Принимая решение вступить в этот бой, он рискует. Как жизнью команды, так и собственной. Ведь риск оправдывают цели. Пускай силы сейчас на исходе, пускай смерть нетерпеливо толкает в спину: сегодня она его не достанет. И завтра тоже, вообще – в ближайшие годы, хотя столь тщеславную уверенность стоило бы назвать пороком. Не суть.

Образ пирата, написанный на воде безымянным художником, давно пропитался ложью, укрепив за ним статус циничного, готового идти по свежим трупам недочеловека. Тихо смеющегося над негодующе сгрызающим ногти дьяволом.

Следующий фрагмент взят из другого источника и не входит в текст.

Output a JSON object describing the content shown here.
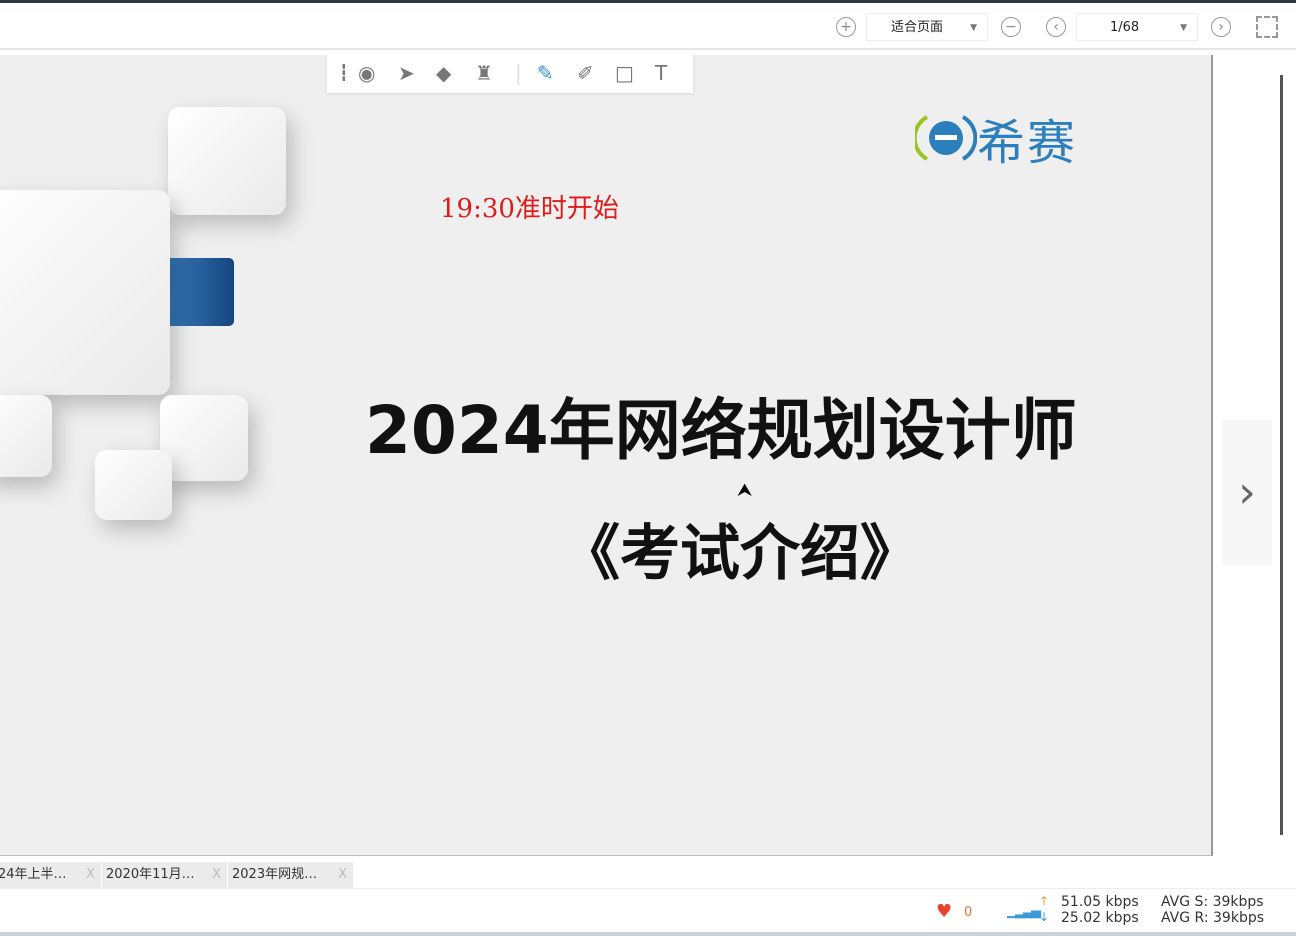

Пинающего обрубки искромсанных жертв, невзирая на хлюпающую под ногами багряную жижу. Кто-то назвал бы это борьбой за власть, кто-то – нелепой попыткой убить слепое безвластие, неутолимой жаждой пить жизни сложенными лодочкой ладонями. А кто-то – способом прокладывать путь в черствое, пересытившееся безобразным закатом будущее. Безбожным – пустое для грешника. Беспощадным способом искать потерявший свой разрушительный стержень ураган, кочующий сгустком слоящихся в бежевые листы туч за дающей надежду мести иллюзией. До вязкой слюны, наполняющей рот, до кровавых мозолей на липких от пота пальцах, так привычно и небрежно сжимающих рукоять проклятого, всегда голодного клинка. Толика личного наркотика, успокаивающая вздутые вены, лиловыми червями ползущие под кожей, пока ломка от нехватки дозы крушит устланную благими намерениями дорогу, отнюдь не в ад, скорее в мир, рекомый Новым. Пока пират не находит приевшемуся заменитель. Со вкусом побитой безнадеги, ревнивой непокорности и запахом луговых трав, вплетенных в солнечные, тоньше паучьей нити волосы. Заноза, глубоко засевшая в загорелую плоть, уже не просто цветущая, но и плоды приносящая. С сытной пьянящей мякотью; ребра крошатся в сладкой судорге, челюсть сводит скрытый восторг, веселый Роджер, впечатанный тушью в мягкую медь, скалит зубы, шире улыбаясь обратной стороне реглана.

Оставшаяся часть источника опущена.